Salt Lake City police officer Jeff Webb plans to do just that. After 15 years on the force, Webb is at the top of the pay scale for non-supervisory officers. He makes $53,102 annually and is hoping to get promoted to sergeant before he retires in five years.

"That is one of the incentives with this particular work — reaping a windfall afterward," he says.

That windfall is dependant on an officer's final salary, however. Those who put in 20 years at better-paying departments can make thousands — sometimes tens of thousands — more in retirement than their associates from lower-paying departments.

Moonlighting
Most firefighters and police officers do not live off their base pay alone, electing to pad their income with overtime and off-duty work.

In West Valley City, for instance, only one of 76 officers did not receive some overtime pay in 2004. Most took in thousands in overtime and four made more than $10,000 in extra-hours work.

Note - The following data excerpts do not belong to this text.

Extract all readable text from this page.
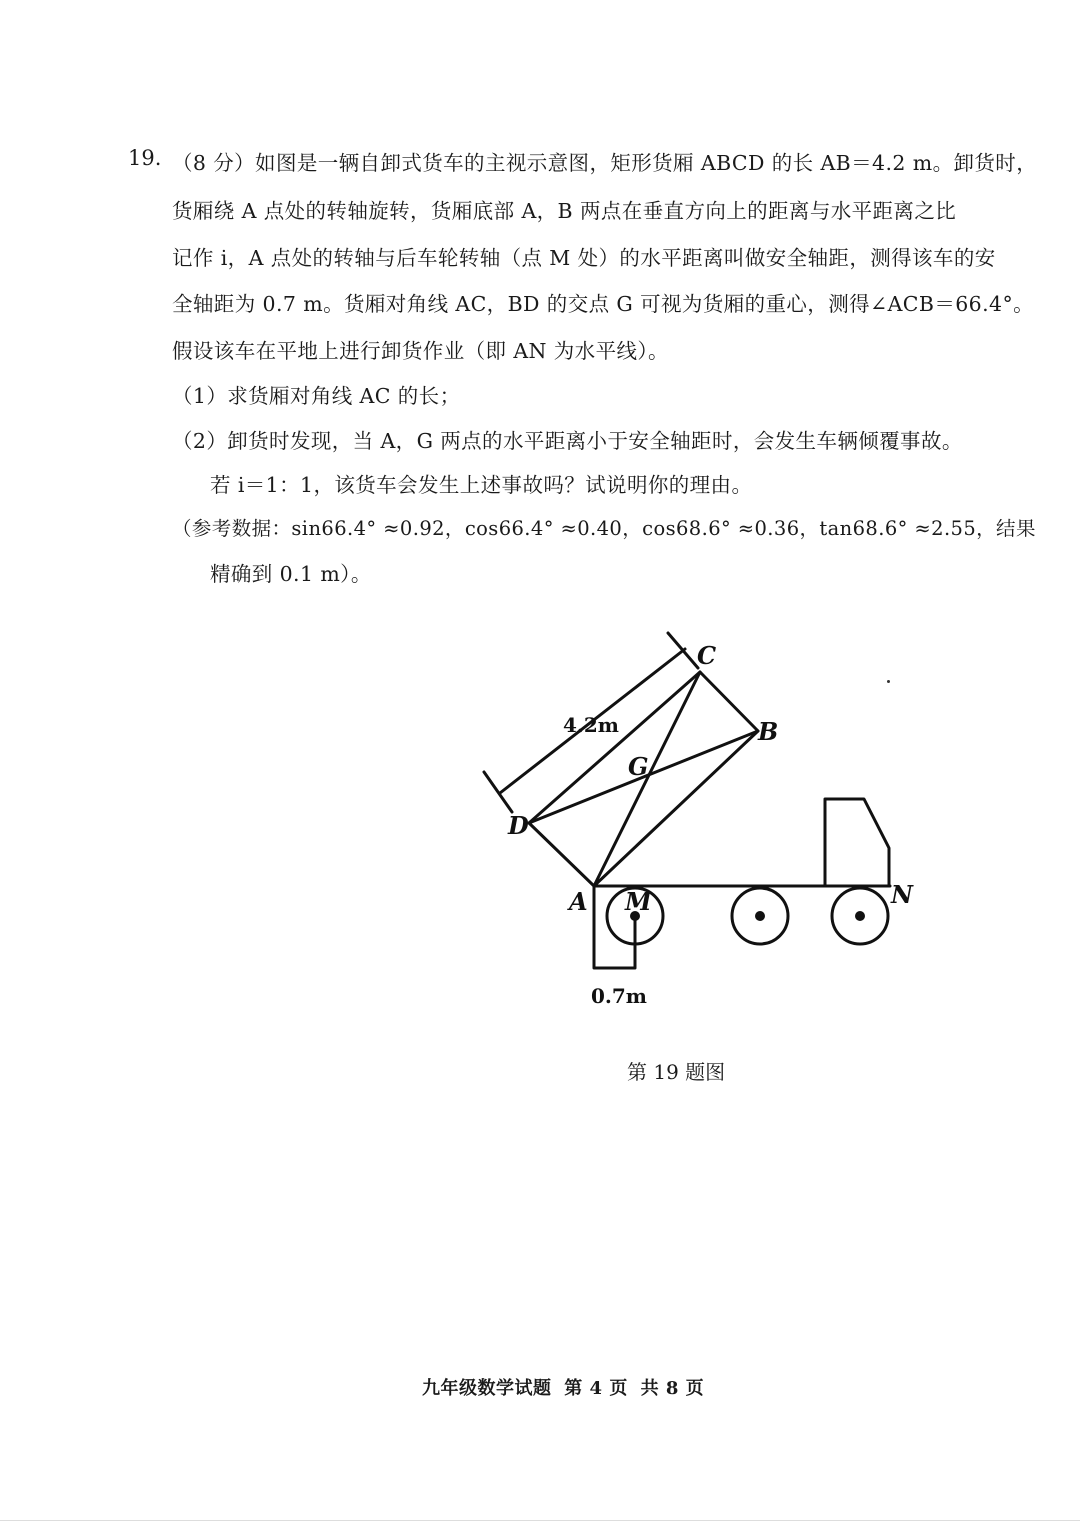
19. （8 分）如图是一辆自卸式货车的主视示意图，矩形货厢 ABCD 的长 AB＝4.2 m。卸货时，
货厢绕 A 点处的转轴旋转，货厢底部 A，B 两点在垂直方向上的距离与水平距离之比
记作 i，A 点处的转轴与后车轮转轴（点 M 处）的水平距离叫做安全轴距，测得该车的安
全轴距为 0.7 m。货厢对角线 AC，BD 的交点 G 可视为货厢的重心，测得∠ACB＝66.4°。
假设该车在平地上进行卸货作业（即 AN 为水平线）。
（1）求货厢对角线 AC 的长；
（2）卸货时发现，当 A，G 两点的水平距离小于安全轴距时，会发生车辆倾覆事故。
若 i＝1：1，该货车会发生上述事故吗？试说明你的理由。
（参考数据：sin66.4° ≈0.92，cos66.4° ≈0.40，cos68.6° ≈0.36，tan68.6° ≈2.55，结果
精确到 0.1 m）。
C
B
G
D
A M	N
4.2m
0.7m
第 19 题图
九年级数学试题 第 4 页 共 8 页
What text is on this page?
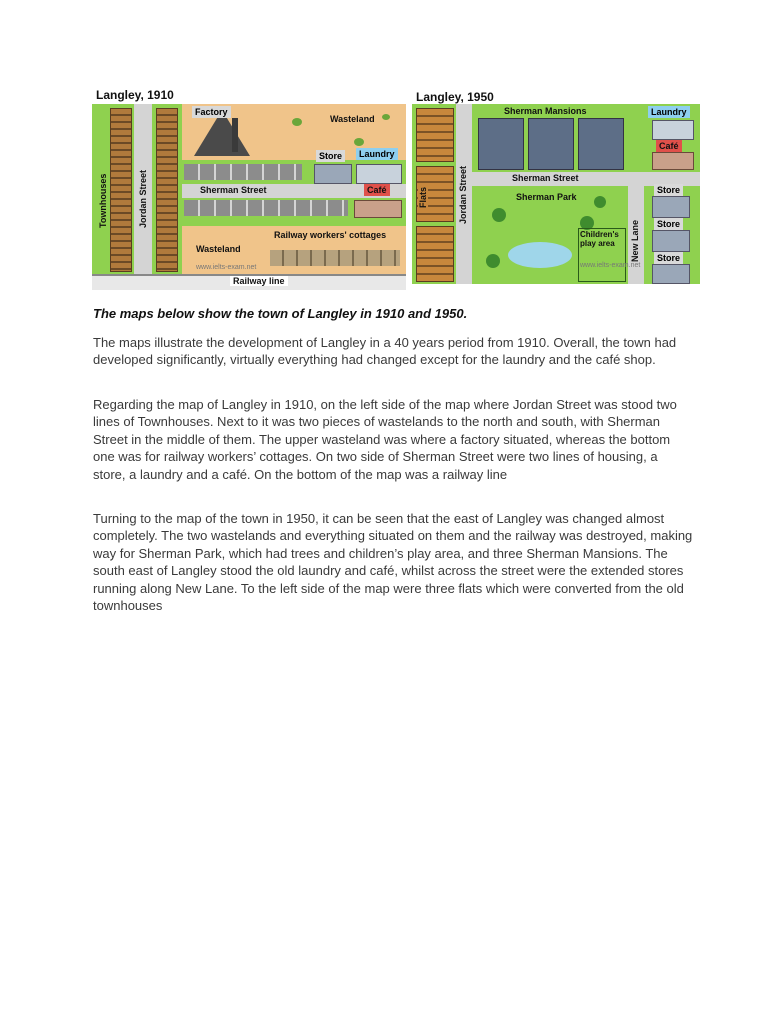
Langley, 1910
Factory
Wasteland
Store	Laundry
Sherman Street	Café
Railway workers' cottages
Wasteland
www.ielts-exam.net
Railway line
Townhouses	Jordan Street
Langley, 1950
Sherman Mansions	Laundry
Café
Sherman Street
Store
Store
Store
Sherman Park
Children's play area
www.ielts-exam.net
Flats	Jordan Street
New Lane
The maps below show the town of Langley in 1910 and 1950.

The maps illustrate the development of Langley in a 40 years period from 1910. Overall, the town had developed significantly, virtually everything had changed except for the laundry and the café shop.

Regarding the map of Langley in 1910, on the left side of the map where Jordan Street was stood two lines of Townhouses. Next to it was two pieces of wastelands to the north and south, with Sherman Street in the middle of them. The upper wasteland was where a factory situated, whereas the bottom one was for railway workers’ cottages. On two side of Sherman Street were two lines of housing, a store, a laundry and a café. On the bottom of the map was a railway line

Turning to the map of the town in 1950, it can be seen that the east of Langley was changed almost completely. The two wastelands and everything situated on them and the railway was destroyed, making way for Sherman Park, which had trees and children’s play area, and three Sherman Mansions. The south east of Langley stood the old laundry and café, whilst across the street were the extended stores running along New Lane. To the left side of the map were three flats which were converted from the old townhouses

But Salt Lake City, the king of salaries, is also the king of overtime and part-time employment. One Salt Lake City police officer pulled in $15,000 in overtime in 2004. A total of 27 Salt Lake City officers added at least $10,000 of overtime to their paychecks last year, with the pay coming from working federal task forces, extra shifts and testifying in court.

Salt Lake City, which employs 380 officers and sergeants, also coordinates part-time employment paying at least $20 an hour for officers wishing to supplement their income in the private sector. And officers often set up other public safety-related side jobs, such as providing security at the Delta Center. They are not required to disclose publicly how much they make.

In one extreme case last year, one Salt Lake City officer who makes $47,000 annually also got paid $10,000 in overtime and $21,000 for part-time work at University of Utah special events — for a total of $78,000. The same officer is listed in Utah Department of Commerce records as the director of an Orem-based development company.

Firefighters do not generally make as much in overtime, though extra hours are not hard to find. In Midvale, for instance, none of the city's 31 firefighters earned less than $1,800 in overtime last year — and several made more than $5,000. Most also report working extra jobs during their extended off hours.

Firefighters and police officers say these additions to their paycheck are vital to keeping them financially afloat, but for many of them, the supplemental income allows "a lifestyle of comfort," says Salt Lake City Police Chief Rick Dinse.

But things are not always comfortable.

South Salt Lake Fire Capt. Lane Schoenfeld generally shrugs off the good-natured ribbing he gets from his darker-uniformed counterparts at Station 43, where Unified Fire Authority pay stubs are sometimes left in plain sight — just as an extra reminder.

"That's not what reminds me, though," says Schoenfeld. "What reminds me is every time I walk into the door of my part-time job."

Schoenfeld, a large, balding man with a bushy red mustache, moonlights as a plumber at an area hospital. His annual firefighter salary falls more than $11,000 below that of the Unified Fire Authority's lowest-paid captain — and is $9,000 less than the average countywide.

But when the alarm sounds, Schoenfeld will put in the same effort as his associates.

All shades of blue look the same when lives are on the line. Only the green differs.